Bellesiles wrapped himself in the mantle of victimhood. But occasionally it slipped, and a different persona peered out. In an essay in the Chicago-Kent Law Review the year Arming America appeared, he portrayed scholars who found evidence of an individual right to be armed as "post-modernists" for whom "facts do not matter," partisans uninterested in "the hard and time-consuming task of archival research." He warned that "the next stop is Holocaust denial." When Clayton Cramer, an amateur historian, questioned some of Bellesiles' evidence in a polite letter to The Chronicle of Higher Education, Bellesiles lashed out:
"Clayton Cramer hates my research and has for some time....It is not my intention to give an introductory history lesson, but as a nonhistorian, Mr.
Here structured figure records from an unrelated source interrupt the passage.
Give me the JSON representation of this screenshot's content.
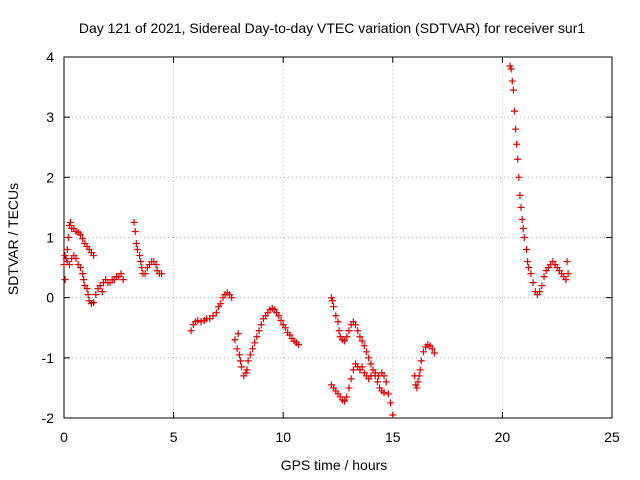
{
  "chart_data": {
    "type": "scatter",
    "title": "Day 121 of 2021, Sidereal Day-to-day VTEC variation (SDTVAR) for receiver sur1",
    "xlabel": "GPS time / hours",
    "ylabel": "SDTVAR / TECUs",
    "xlim": [
      0,
      25
    ],
    "ylim": [
      -2,
      4
    ],
    "xticks": [
      0,
      5,
      10,
      15,
      20,
      25
    ],
    "yticks": [
      -2,
      -1,
      0,
      1,
      2,
      3,
      4
    ],
    "grid": true,
    "marker": "plus",
    "color": "#e00000",
    "series": [
      {
        "name": "SDTVAR",
        "points": [
          [
            0.0,
            0.55
          ],
          [
            0.05,
            0.3
          ],
          [
            0.1,
            0.65
          ],
          [
            0.15,
            0.8
          ],
          [
            0.2,
            1.0
          ],
          [
            0.25,
            1.2
          ],
          [
            0.3,
            1.25
          ],
          [
            0.35,
            1.15
          ],
          [
            0.45,
            1.15
          ],
          [
            0.55,
            1.1
          ],
          [
            0.65,
            1.08
          ],
          [
            0.75,
            1.05
          ],
          [
            0.85,
            0.98
          ],
          [
            0.95,
            0.9
          ],
          [
            1.05,
            0.85
          ],
          [
            1.15,
            0.8
          ],
          [
            1.25,
            0.75
          ],
          [
            1.35,
            0.7
          ],
          [
            0.05,
            0.7
          ],
          [
            0.15,
            0.6
          ],
          [
            0.25,
            0.55
          ],
          [
            0.35,
            0.65
          ],
          [
            0.45,
            0.7
          ],
          [
            0.55,
            0.65
          ],
          [
            0.65,
            0.55
          ],
          [
            0.75,
            0.5
          ],
          [
            0.85,
            0.4
          ],
          [
            0.9,
            0.3
          ],
          [
            0.95,
            0.2
          ],
          [
            1.05,
            0.15
          ],
          [
            1.1,
            0.05
          ],
          [
            1.15,
            -0.05
          ],
          [
            1.25,
            -0.1
          ],
          [
            1.35,
            -0.08
          ],
          [
            1.45,
            0.05
          ],
          [
            1.55,
            0.15
          ],
          [
            1.65,
            0.2
          ],
          [
            1.75,
            0.1
          ],
          [
            1.8,
            0.25
          ],
          [
            1.9,
            0.3
          ],
          [
            2.0,
            0.25
          ],
          [
            2.1,
            0.25
          ],
          [
            2.2,
            0.3
          ],
          [
            2.3,
            0.3
          ],
          [
            2.4,
            0.35
          ],
          [
            2.5,
            0.35
          ],
          [
            2.6,
            0.4
          ],
          [
            2.7,
            0.3
          ],
          [
            3.2,
            1.25
          ],
          [
            3.25,
            1.1
          ],
          [
            3.3,
            0.9
          ],
          [
            3.35,
            0.8
          ],
          [
            3.45,
            0.7
          ],
          [
            3.5,
            0.6
          ],
          [
            3.55,
            0.5
          ],
          [
            3.6,
            0.4
          ],
          [
            3.7,
            0.4
          ],
          [
            3.8,
            0.5
          ],
          [
            3.9,
            0.55
          ],
          [
            4.0,
            0.6
          ],
          [
            4.1,
            0.6
          ],
          [
            4.2,
            0.55
          ],
          [
            4.25,
            0.45
          ],
          [
            4.35,
            0.4
          ],
          [
            4.45,
            0.4
          ],
          [
            5.8,
            -0.55
          ],
          [
            5.9,
            -0.45
          ],
          [
            6.0,
            -0.4
          ],
          [
            6.1,
            -0.38
          ],
          [
            6.25,
            -0.4
          ],
          [
            6.4,
            -0.38
          ],
          [
            6.5,
            -0.35
          ],
          [
            6.65,
            -0.35
          ],
          [
            6.8,
            -0.3
          ],
          [
            6.95,
            -0.25
          ],
          [
            7.05,
            -0.15
          ],
          [
            7.15,
            -0.1
          ],
          [
            7.25,
            0.0
          ],
          [
            7.35,
            0.05
          ],
          [
            7.45,
            0.08
          ],
          [
            7.55,
            0.05
          ],
          [
            7.65,
            0.0
          ],
          [
            7.8,
            -0.7
          ],
          [
            7.9,
            -0.85
          ],
          [
            7.95,
            -0.6
          ],
          [
            8.0,
            -0.95
          ],
          [
            8.05,
            -1.05
          ],
          [
            8.1,
            -1.15
          ],
          [
            8.2,
            -1.3
          ],
          [
            8.3,
            -1.25
          ],
          [
            8.35,
            -1.2
          ],
          [
            8.4,
            -1.05
          ],
          [
            8.5,
            -0.95
          ],
          [
            8.6,
            -0.85
          ],
          [
            8.7,
            -0.75
          ],
          [
            8.8,
            -0.65
          ],
          [
            8.9,
            -0.55
          ],
          [
            9.0,
            -0.45
          ],
          [
            9.1,
            -0.35
          ],
          [
            9.2,
            -0.3
          ],
          [
            9.3,
            -0.25
          ],
          [
            9.4,
            -0.2
          ],
          [
            9.5,
            -0.18
          ],
          [
            9.6,
            -0.2
          ],
          [
            9.7,
            -0.25
          ],
          [
            9.8,
            -0.3
          ],
          [
            9.9,
            -0.38
          ],
          [
            10.0,
            -0.45
          ],
          [
            10.1,
            -0.5
          ],
          [
            10.2,
            -0.58
          ],
          [
            10.3,
            -0.62
          ],
          [
            10.4,
            -0.68
          ],
          [
            10.5,
            -0.72
          ],
          [
            10.6,
            -0.75
          ],
          [
            10.7,
            -0.78
          ],
          [
            12.2,
            0.0
          ],
          [
            12.25,
            -0.05
          ],
          [
            12.3,
            -0.15
          ],
          [
            12.4,
            -0.3
          ],
          [
            12.5,
            -0.4
          ],
          [
            12.55,
            -0.55
          ],
          [
            12.6,
            -0.65
          ],
          [
            12.7,
            -0.7
          ],
          [
            12.8,
            -0.72
          ],
          [
            12.9,
            -0.65
          ],
          [
            13.0,
            -0.55
          ],
          [
            13.1,
            -0.45
          ],
          [
            13.2,
            -0.4
          ],
          [
            13.3,
            -0.45
          ],
          [
            13.4,
            -0.55
          ],
          [
            13.5,
            -0.65
          ],
          [
            13.6,
            -0.72
          ],
          [
            13.7,
            -0.8
          ],
          [
            13.8,
            -0.9
          ],
          [
            13.9,
            -1.0
          ],
          [
            14.0,
            -1.1
          ],
          [
            14.1,
            -1.2
          ],
          [
            14.2,
            -1.3
          ],
          [
            14.3,
            -1.4
          ],
          [
            14.4,
            -1.5
          ],
          [
            14.5,
            -1.55
          ],
          [
            14.6,
            -1.58
          ],
          [
            12.2,
            -1.45
          ],
          [
            12.3,
            -1.5
          ],
          [
            12.4,
            -1.55
          ],
          [
            12.5,
            -1.6
          ],
          [
            12.6,
            -1.65
          ],
          [
            12.7,
            -1.7
          ],
          [
            12.8,
            -1.72
          ],
          [
            12.9,
            -1.65
          ],
          [
            13.0,
            -1.5
          ],
          [
            13.1,
            -1.35
          ],
          [
            13.2,
            -1.2
          ],
          [
            13.3,
            -1.1
          ],
          [
            13.4,
            -1.15
          ],
          [
            13.5,
            -1.2
          ],
          [
            13.6,
            -1.15
          ],
          [
            13.7,
            -1.25
          ],
          [
            13.8,
            -1.3
          ],
          [
            13.9,
            -1.35
          ],
          [
            14.0,
            -1.3
          ],
          [
            14.2,
            -1.25
          ],
          [
            14.35,
            -1.3
          ],
          [
            14.5,
            -1.25
          ],
          [
            14.6,
            -1.3
          ],
          [
            14.7,
            -1.4
          ],
          [
            14.8,
            -1.6
          ],
          [
            14.9,
            -1.75
          ],
          [
            15.0,
            -1.95
          ],
          [
            16.0,
            -1.3
          ],
          [
            16.05,
            -1.45
          ],
          [
            16.1,
            -1.5
          ],
          [
            16.15,
            -1.4
          ],
          [
            16.2,
            -1.3
          ],
          [
            16.25,
            -1.2
          ],
          [
            16.3,
            -1.05
          ],
          [
            16.4,
            -0.9
          ],
          [
            16.5,
            -0.82
          ],
          [
            16.6,
            -0.78
          ],
          [
            16.7,
            -0.8
          ],
          [
            16.8,
            -0.85
          ],
          [
            16.9,
            -0.92
          ],
          [
            20.35,
            3.85
          ],
          [
            20.4,
            3.8
          ],
          [
            20.45,
            3.6
          ],
          [
            20.5,
            3.45
          ],
          [
            20.55,
            3.1
          ],
          [
            20.6,
            2.8
          ],
          [
            20.65,
            2.55
          ],
          [
            20.7,
            2.3
          ],
          [
            20.75,
            2.0
          ],
          [
            20.8,
            1.7
          ],
          [
            20.85,
            1.5
          ],
          [
            20.9,
            1.3
          ],
          [
            20.95,
            1.15
          ],
          [
            21.0,
            1.0
          ],
          [
            21.1,
            0.8
          ],
          [
            21.15,
            0.6
          ],
          [
            21.2,
            0.5
          ],
          [
            21.3,
            0.4
          ],
          [
            21.4,
            0.25
          ],
          [
            21.5,
            0.1
          ],
          [
            21.6,
            0.05
          ],
          [
            21.7,
            0.1
          ],
          [
            21.8,
            0.2
          ],
          [
            21.9,
            0.35
          ],
          [
            22.0,
            0.45
          ],
          [
            22.1,
            0.5
          ],
          [
            22.2,
            0.55
          ],
          [
            22.3,
            0.6
          ],
          [
            22.4,
            0.55
          ],
          [
            22.5,
            0.5
          ],
          [
            22.6,
            0.45
          ],
          [
            22.7,
            0.4
          ],
          [
            22.8,
            0.35
          ],
          [
            22.9,
            0.3
          ],
          [
            23.0,
            0.4
          ],
          [
            22.95,
            0.6
          ]
        ]
      }
    ]
  }
}
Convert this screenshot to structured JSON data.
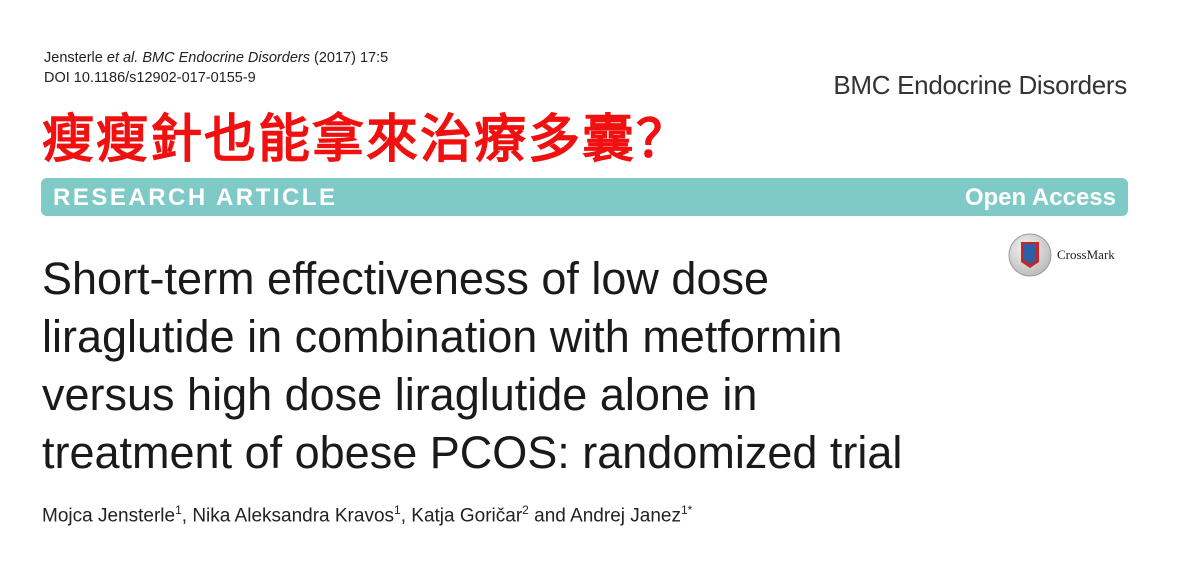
{
  "citation": {
    "authors_short": "Jensterle",
    "et_al": "et al.",
    "journal_italic": "BMC Endocrine Disorders",
    "year_vol": "(2017) 17:5",
    "doi": "DOI 10.1186/s12902-017-0155-9"
  },
  "journal_name": "BMC Endocrine Disorders",
  "overlay_title": "瘦瘦針也能拿來治療多囊？",
  "banner": {
    "left_label": "RESEARCH ARTICLE",
    "right_label": "Open Access"
  },
  "crossmark_label": "CrossMark",
  "article_title_lines": [
    "Short-term effectiveness of low dose",
    "liraglutide in combination with metformin",
    "versus high dose liraglutide alone in",
    "treatment of obese PCOS: randomized trial"
  ],
  "authors": [
    {
      "name": "Mojca Jensterle",
      "sup": "1",
      "sep": ", "
    },
    {
      "name": "Nika Aleksandra Kravos",
      "sup": "1",
      "sep": ", "
    },
    {
      "name": "Katja Goričar",
      "sup": "2",
      "sep": " and "
    },
    {
      "name": "Andrej Janez",
      "sup": "1*",
      "sep": ""
    }
  ],
  "colors": {
    "banner": "#7fcac6",
    "overlay_title": "#f01010",
    "crossmark_red": "#c0282a"
  },
  "icons": [
    "crossmark-icon"
  ]
}
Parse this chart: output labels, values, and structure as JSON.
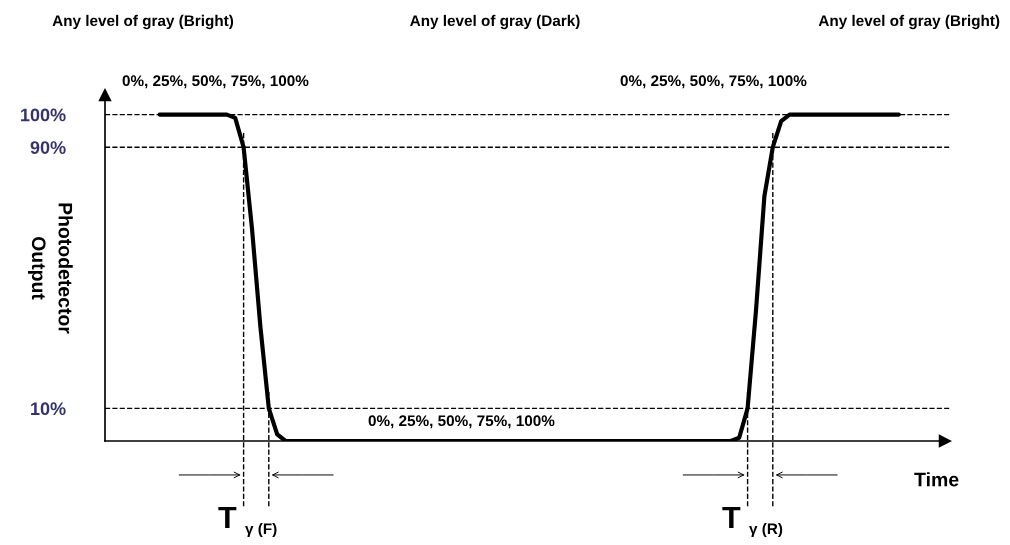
{
  "chart_data": {
    "type": "line",
    "xlabel": "Time",
    "ylabel": "Photodetector\nOutput",
    "categories": [
      null,
      null,
      null,
      null,
      null,
      null,
      null,
      null,
      null,
      null,
      null,
      null,
      null,
      null,
      null,
      null,
      null,
      null,
      null,
      null,
      null,
      null,
      null,
      null,
      null,
      null,
      null,
      null,
      null,
      null,
      null,
      null,
      null,
      null,
      null,
      null,
      null,
      null,
      null,
      null,
      null,
      null,
      null,
      null,
      null,
      null,
      null,
      null,
      null,
      null,
      null,
      null,
      null,
      null,
      null,
      null,
      null,
      null,
      null,
      null,
      null,
      null,
      null,
      null,
      null,
      null,
      null,
      null,
      null,
      null,
      null,
      null,
      null,
      null,
      null,
      null,
      null,
      null,
      null,
      null,
      null,
      null,
      null,
      null,
      null,
      null,
      null,
      null,
      null
    ],
    "series": [
      {
        "color": "#000000",
        "values": [
          100,
          100,
          100,
          100,
          100,
          100,
          100,
          100,
          100,
          99,
          90,
          65,
          35,
          10,
          2,
          0,
          0,
          0,
          0,
          0,
          0,
          0,
          0,
          0,
          0,
          0,
          0,
          0,
          0,
          0,
          0,
          0,
          0,
          0,
          0,
          0,
          0,
          0,
          0,
          0,
          0,
          0,
          0,
          0,
          0,
          0,
          0,
          0,
          0,
          0,
          0,
          0,
          0,
          0,
          0,
          0,
          0,
          0,
          0,
          0,
          0,
          0,
          0,
          0,
          0,
          0,
          0,
          0,
          0,
          1,
          10,
          40,
          75,
          90,
          98,
          100,
          100,
          100,
          100,
          100,
          100,
          100,
          100,
          100,
          100,
          100,
          100,
          100,
          100
        ]
      }
    ],
    "ylim": [
      0,
      106
    ],
    "yticks": [
      {
        "value": 10,
        "label": "10%"
      },
      {
        "value": 90,
        "label": "90%"
      },
      {
        "value": 100,
        "label": "100%"
      }
    ],
    "tick_labels": "y",
    "grid": false,
    "marker": "none",
    "line_style": "solid",
    "ref_lines": [
      {
        "axis": "y",
        "value": 100,
        "line_style": "dashed",
        "color": "#000000"
      },
      {
        "axis": "y",
        "value": 90,
        "line_style": "dashed",
        "color": "#000000"
      },
      {
        "axis": "y",
        "value": 10,
        "line_style": "dashed",
        "color": "#000000"
      }
    ],
    "annotations": [
      "Any level of gray (Bright)",
      "Any level of gray (Dark)",
      "Any level of gray (Bright)",
      "0%, 25%, 50%, 75%, 100%",
      "0%, 25%, 50%, 75%, 100%",
      "0%, 25%, 50%, 75%, 100%",
      "T",
      "γ (F)",
      "T",
      "γ (R)"
    ]
  }
}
Cramer may not appreciate that historians do not just chronicle the past."
In June 2002, when the soundness of his scholarship had become so suspect that the National Endowment for the Humanities stripped its name from his Newberry Library fellowship, Bellesiles told a British reporter that the move "reawakened the ghosts of McCarthyism." He described it as a "political decision that should send chills through academics everywhere and is clearly intended as a warning to any scholar who dares to work on a controversial topic."
Closure of a sort came on October 25, 2002, with the report of three distinguished historians -- Stanley Katz of Princeton University, Hanna Gray of the University of Chicago, and Laurel Thatcher Ulrich of Harvard -- charged by Emory University to investigate Bellesiles' use of probate records and militia counts. Their mission was surprisingly narrow, given all the doubts that had been raised about the veracity of Bellesiles' work. But they agreed that "the best that can be said of his work with the probate and militia records is that he is guilty of unprofessional and misleading work. Every aspect of his work in the probate records is deeply flawed."